Wired: Tens of thousands of empty storage containers are stacked in towers along I-95 across from the harbor in Newark, New Jersey. They’re heaped there in perpetuity, too cheap to be shipped back to Asia but too expensive to melt down.
Where many might see a pile of garbage, Lior Hessel sees, of all things, an organic farm. Those storage containers would be ideal housing for miniature farms, he believes, stacked one upon another like an agricultural skyscraper, all growing fresh organic produce for millions of wealthy consumers. And since the crops would be grown with artificial lighting, servers, sensors and robots, the cost of labor would consist of a single computer technician’s salary.
Hessel has a personal stake in this vision: He’s the CEO of OrganiTech, a Wilmington, Delaware, company working toward making such farms a reality. The design and layout of the automated farms are more related to the semiconductor plants of Silicon Valley than the lettuce fields of Salinas Valley. “This is a factory, not a farm,” says Hessel, whose own background is in the chip industry. “We just build lettuce instead of CPUs.”

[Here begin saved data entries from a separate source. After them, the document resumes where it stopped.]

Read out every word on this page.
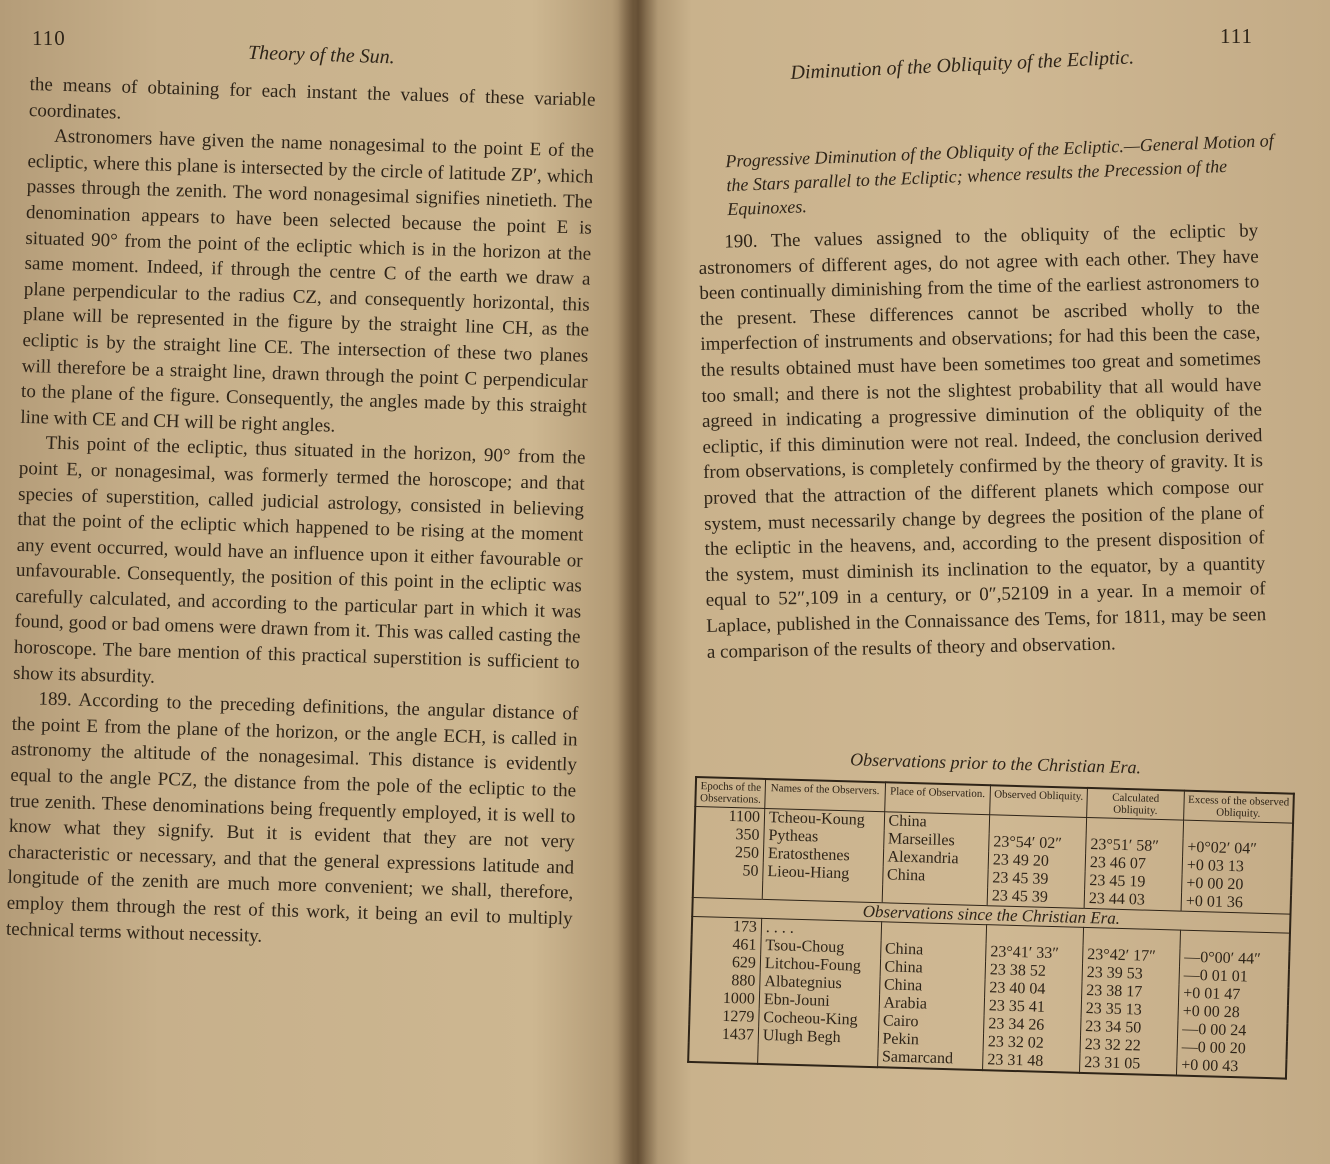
110
Theory of the Sun.

the means of obtaining for each instant the values of these variable coordinates.

Astronomers have given the name nonagesimal to the point E of the ecliptic, where this plane is intersected by the circle of latitude ZP′, which passes through the zenith. The word nonagesimal signifies ninetieth. The denomination appears to have been selected because the point E is situated 90° from the point of the ecliptic which is in the horizon at the same moment. Indeed, if through the centre C of the earth we draw a plane perpendicular to the radius CZ, and consequently horizontal, this plane will be represented in the figure by the straight line CH, as the ecliptic is by the straight line CE. The intersection of these two planes will therefore be a straight line, drawn through the point C perpendicular to the plane of the figure. Consequently, the angles made by this straight line with CE and CH will be right angles.

This point of the ecliptic, thus situated in the horizon, 90° from the point E, or nonagesimal, was formerly termed the horoscope; and that species of superstition, called judicial astrology, consisted in believing that the point of the ecliptic which happened to be rising at the moment any event occurred, would have an influence upon it either favourable or unfavourable. Consequently, the position of this point in the ecliptic was carefully calculated, and according to the particular part in which it was found, good or bad omens were drawn from it. This was called casting the horoscope. The bare mention of this practical superstition is sufficient to show its absurdity.

189. According to the preceding definitions, the angular distance of the point E from the plane of the horizon, or the angle ECH, is called in astronomy the altitude of the nonagesimal. This distance is evidently equal to the angle PCZ, the distance from the pole of the ecliptic to the true zenith. These denominations being frequently employed, it is well to know what they signify. But it is evident that they are not very characteristic or necessary, and that the general expressions latitude and longitude of the zenith are much more convenient; we shall, therefore, employ them through the rest of this work, it being an evil to multiply technical terms without necessity.

111
Diminution of the Obliquity of the Ecliptic.
Progressive Diminution of the Obliquity of the Ecliptic.—General Motion of the Stars parallel to the Ecliptic; whence results the Precession of the Equinoxes.

190. The values assigned to the obliquity of the ecliptic by astronomers of different ages, do not agree with each other. They have been continually diminishing from the time of the earliest astronomers to the present. These differences cannot be ascribed wholly to the imperfection of instruments and observations; for had this been the case, the results obtained must have been sometimes too great and sometimes too small; and there is not the slightest probability that all would have agreed in indicating a progressive diminution of the obliquity of the ecliptic, if this diminution were not real. Indeed, the conclusion derived from observations, is completely confirmed by the theory of gravity. It is proved that the attraction of the different planets which compose our system, must necessarily change by degrees the position of the plane of the ecliptic in the heavens, and, according to the present disposition of the system, must diminish its inclination to the equator, by a quantity equal to 52″,109 in a century, or 0″,52109 in a year. In a memoir of Laplace, published in the Connaissance des Tems, for 1811, may be seen a comparison of the results of theory and observation.

Observations prior to the Christian Era.
Epochs of the Observations.	Names of the Observers.	Place of Observation.	Observed Obliquity.	Calculated Obliquity.	Excess of the observed Obliquity.
1100	Tcheou-Koung	China			
350	Pytheas	Marseilles	23°54′ 02″	23°51′ 58″	+0°02′ 04″
250	Eratosthenes	Alexandria	23 49 20	23 46 07	+0 03 13
50	Lieou-Hiang	China	23 45 39	23 45 19	+0 00 20
			23 45 39	23 44 03	+0 01 36
Observations since the Christian Era.					
173	. . . .				
461	Tsou-Choug	China	23°41′ 33″	23°42′ 17″	—0°00′ 44″
629	Litchou-Foung	China	23 38 52	23 39 53	—0 01 01
880	Albategnius	China	23 40 04	23 38 17	+0 01 47
1000	Ebn-Jouni	Arabia	23 35 41	23 35 13	+0 00 28
1279	Cocheou-King	Cairo	23 34 26	23 34 50	—0 00 24
1437	Ulugh Begh	Pekin	23 32 02	23 32 22	—0 00 20
		Samarcand	23 31 48	23 31 05	+0 00 43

The vertical farm model is one of Hessel’s ultimate goals, and OrganiTech has been busy laying the groundwork to make skyscraper farms possible.
OrganiTech can supply a complete set of robotic equipment plus greenhouse for $2 million. A system the size of a tennis court can produce 145,000 bags of lettuce leaves per year — that’s a yield similar to a 100-acre traditional farm. According to the company, it costs 27 cents to produce a single head of lettuce with its system, compared to about 18 cents per head of lettuce grown in California fields. Factor in the transportation costs and suddenly the automated greenhouse grower saves as much as 43 cents a head.